Figure 3:Loss of Function. The active site residues of PGM1 relatives have been annotated in the CDD database based on the 3D protein structure for PGM from Paramecium tetraurelia. In PAINT, the biocurator used the integrated multiple sequence alignment viewer to determine that key active site residues are mutated in all of the vertebrate PGM5 orthologs, suggesting that phosphoglucomutase activity was lost shortly after duplication. The biocurator correspondingly annotated the vertebrate ancestor of PGM5 with ‘NOT phosphoglucomutase activity’, which PAINT then propagated to all vertebrate orthologs of PGM5.
Figure 4:General workflow for annotation of functional evolution events using PAINT. Step1: The curator uses experimental-based annotations to give an initial hypothesis that the function first appeared in the MRCA of all genes with a related experiment-based annotation. Step 2: The curator decides which ancestor is most appropriate for annotation: either the initially hypothesized MRCA (Option A); an earlier ancestor (Option B), meaning that the MRCA from Step 1 likely inherited its annotation from an earlier ancestor; or more recent ancestor(s) (Option C), meaning that there was homoplasy and the MRCA from Step 1 is not where the function first appeared.

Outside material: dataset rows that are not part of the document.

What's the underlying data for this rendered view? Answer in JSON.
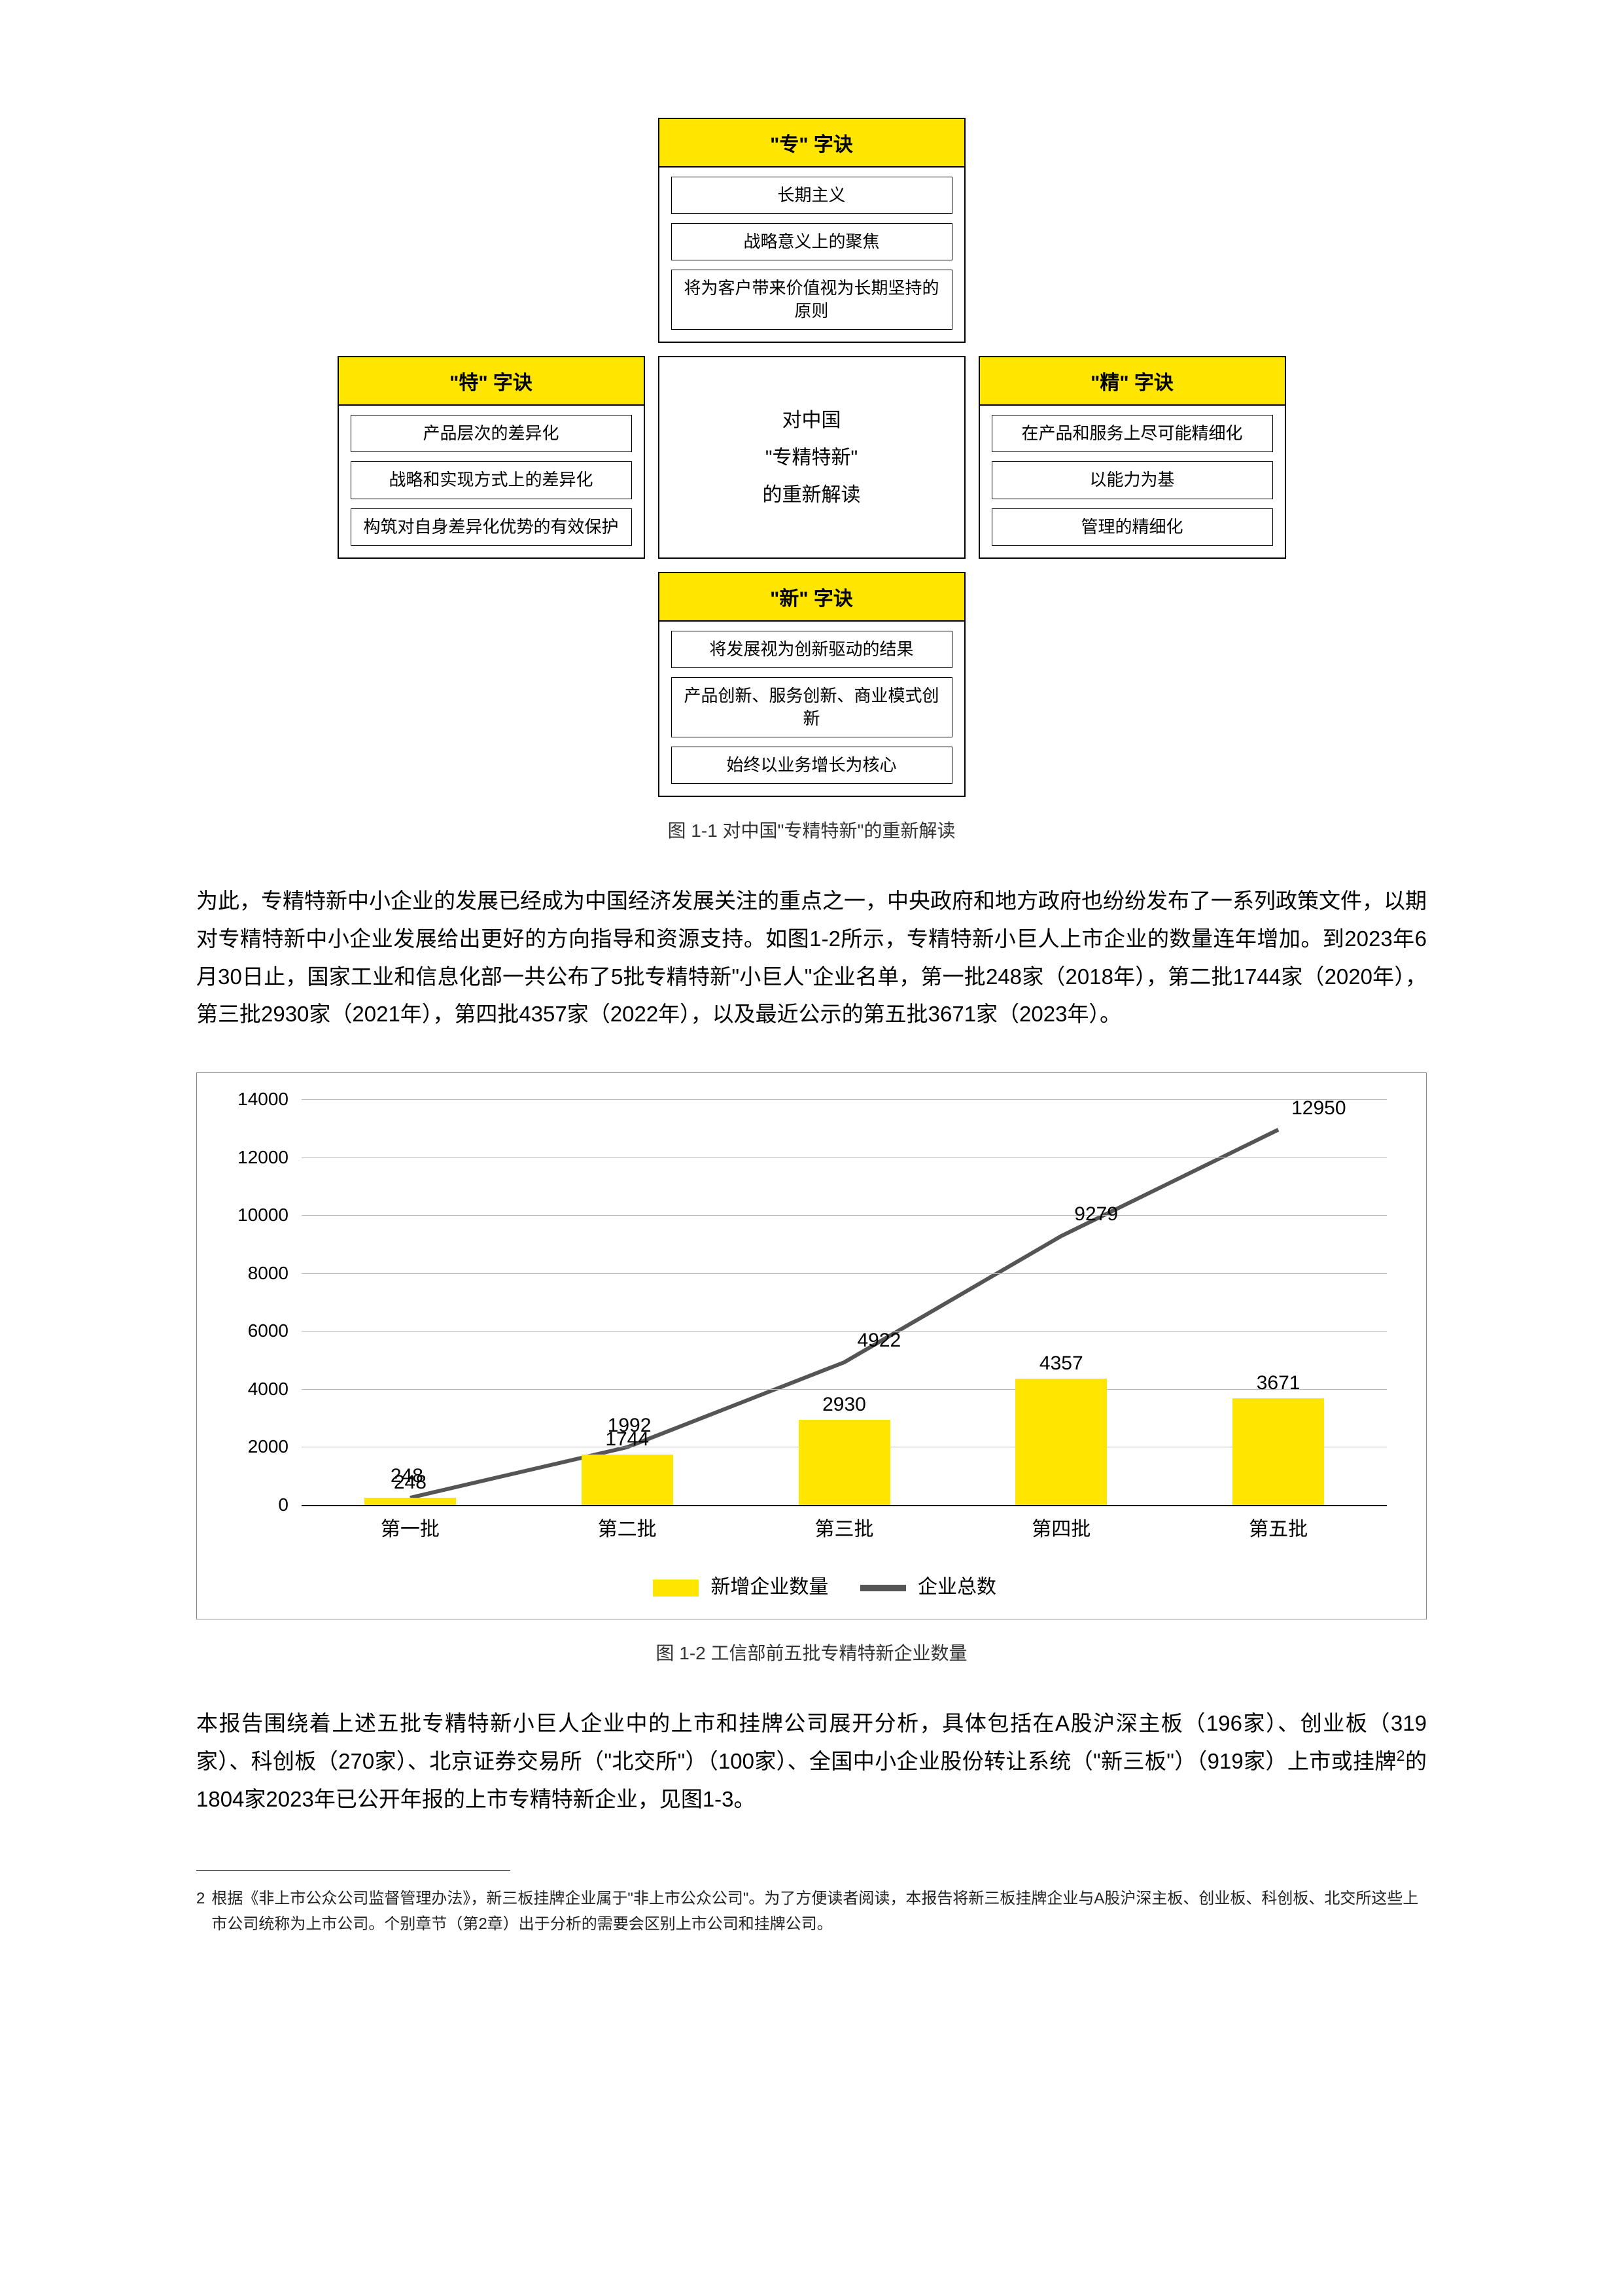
{
  "diagram": {
    "caption": "图 1-1 对中国\"专精特新\"的重新解读",
    "header_bg": "#ffe600",
    "border_color": "#000000",
    "center": {
      "line1": "对中国",
      "line2": "\"专精特新\"",
      "line3": "的重新解读"
    },
    "top": {
      "title": "\"专\" 字诀",
      "items": [
        "长期主义",
        "战略意义上的聚焦",
        "将为客户带来价值视为长期坚持的原则"
      ]
    },
    "left": {
      "title": "\"特\" 字诀",
      "items": [
        "产品层次的差异化",
        "战略和实现方式上的差异化",
        "构筑对自身差异化优势的有效保护"
      ]
    },
    "right": {
      "title": "\"精\" 字诀",
      "items": [
        "在产品和服务上尽可能精细化",
        "以能力为基",
        "管理的精细化"
      ]
    },
    "bottom": {
      "title": "\"新\" 字诀",
      "items": [
        "将发展视为创新驱动的结果",
        "产品创新、服务创新、商业模式创新",
        "始终以业务增长为核心"
      ]
    }
  },
  "body_para_1": "为此，专精特新中小企业的发展已经成为中国经济发展关注的重点之一，中央政府和地方政府也纷纷发布了一系列政策文件，以期对专精特新中小企业发展给出更好的方向指导和资源支持。如图1-2所示，专精特新小巨人上市企业的数量连年增加。到2023年6月30日止，国家工业和信息化部一共公布了5批专精特新\"小巨人\"企业名单，第一批248家（2018年），第二批1744家（2020年），第三批2930家（2021年），第四批4357家（2022年），以及最近公示的第五批3671家（2023年）。",
  "chart": {
    "caption": "图 1-2 工信部前五批专精特新企业数量",
    "type": "bar+line",
    "categories": [
      "第一批",
      "第二批",
      "第三批",
      "第四批",
      "第五批"
    ],
    "bar_values": [
      248,
      1744,
      2930,
      4357,
      3671
    ],
    "line_values": [
      248,
      1992,
      4922,
      9279,
      12950
    ],
    "bar_labels": [
      "248",
      "1744",
      "2930",
      "4357",
      "3671"
    ],
    "line_labels": [
      "248",
      "1992",
      "4922",
      "9279",
      "12950"
    ],
    "ylim": [
      0,
      14000
    ],
    "ytick_step": 2000,
    "bar_color": "#ffe600",
    "line_color": "#555555",
    "grid_color": "#bbbbbb",
    "axis_color": "#000000",
    "legend": {
      "bar": "新增企业数量",
      "line": "企业总数"
    },
    "label_fontsize": 30
  },
  "body_para_2_pre": "本报告围绕着上述五批专精特新小巨人企业中的上市和挂牌公司展开分析，具体包括在A股沪深主板（196家）、创业板（319家）、科创板（270家）、北京证券交易所（\"北交所\"）（100家）、全国中小企业股份转让系统（\"新三板\"）（919家）上市或挂牌",
  "body_para_2_supref": "2",
  "body_para_2_post": "的1804家2023年已公开年报的上市专精特新企业，见图1-3。",
  "footnote": {
    "num": "2",
    "text": "根据《非上市公众公司监督管理办法》，新三板挂牌企业属于\"非上市公众公司\"。为了方便读者阅读，本报告将新三板挂牌企业与A股沪深主板、创业板、科创板、北交所这些上市公司统称为上市公司。个别章节（第2章）出于分析的需要会区别上市公司和挂牌公司。"
  }
}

GO annotations inferred for different human genes by InterPro2GO, Compara and PAINT
| Human Gene | Aspect | InterPro2GO | Compara | PAINT |
|---|---|---|---|---|
| SOD1 | MF | Metal ion binding | SOD activity, chaperone binding | SOD activity, zinc ion binding, copper ion binding |
| CC | Nucleus, cytoplasm, mitochondrion, neuronal cell body | Nucleus, cytosol, mitochondrion, extracellular region | ||
| BP | Superoxide metabolic process, oxidation-reduction process, | Activation of MAPK activity, response to reactive oxygen species, ovarian follicle development, myeloid cell homeostasis, retina homeostasis, anti-apoptosis, spermatogenesis, aging, locomotory behavior, response to drug, 31 others | Removal of superoxide radicals | |
| CCS | MF | Metal ion binding | SOD copper chaperone activity, zinc ion binding, copper ion binding, NOT SOD activity | |
| CC | Cytosol, mitochondrion, nucleus | |||
| BP | Superoxide metabolic process, oxidation-reduction process, metal ion transport | Removal of superoxide radicals, intracellular copper ion transport | ||
| PGM1 | MF | Magnesium ion binding, intramolecular transferase activity, phosphotransferases | Phosphoglucomutase activity | |
| CC | Cytosol | |||
| BP | Carbohydrate metabolic process | Glycogen biosynthetic process, glucose-1-phosphate metabolic process | ||
| PGM5 | MF | Magnesium ion binding, intramolecular transferase activity, phosphotransferases | NOT phosphoglucomutase activity | |
| CC | Spot adherens junction, Z disc, focal adhesion | Cytosol, spot adherens junction, Z disc, stress fiber, focal adhesion, intercalated disc | ||
| BP | Carbohydrate metabolic process | NOT glycogen biosynthetic process, NOT glucose-1-phosphate metabolic process |
These are arranged by aspect in the GO: MF, CC and BP.
Figure 5:A simplified phylogeny of the SOD family (PTHR10003). The last universal common ancestor, LUCA, was duplicated in the ancestors to eukaryotes (square node). The descendents of the duplication that shows the least divergence from its ancestor also retained the SOD activity. That was lost in the CCS clade.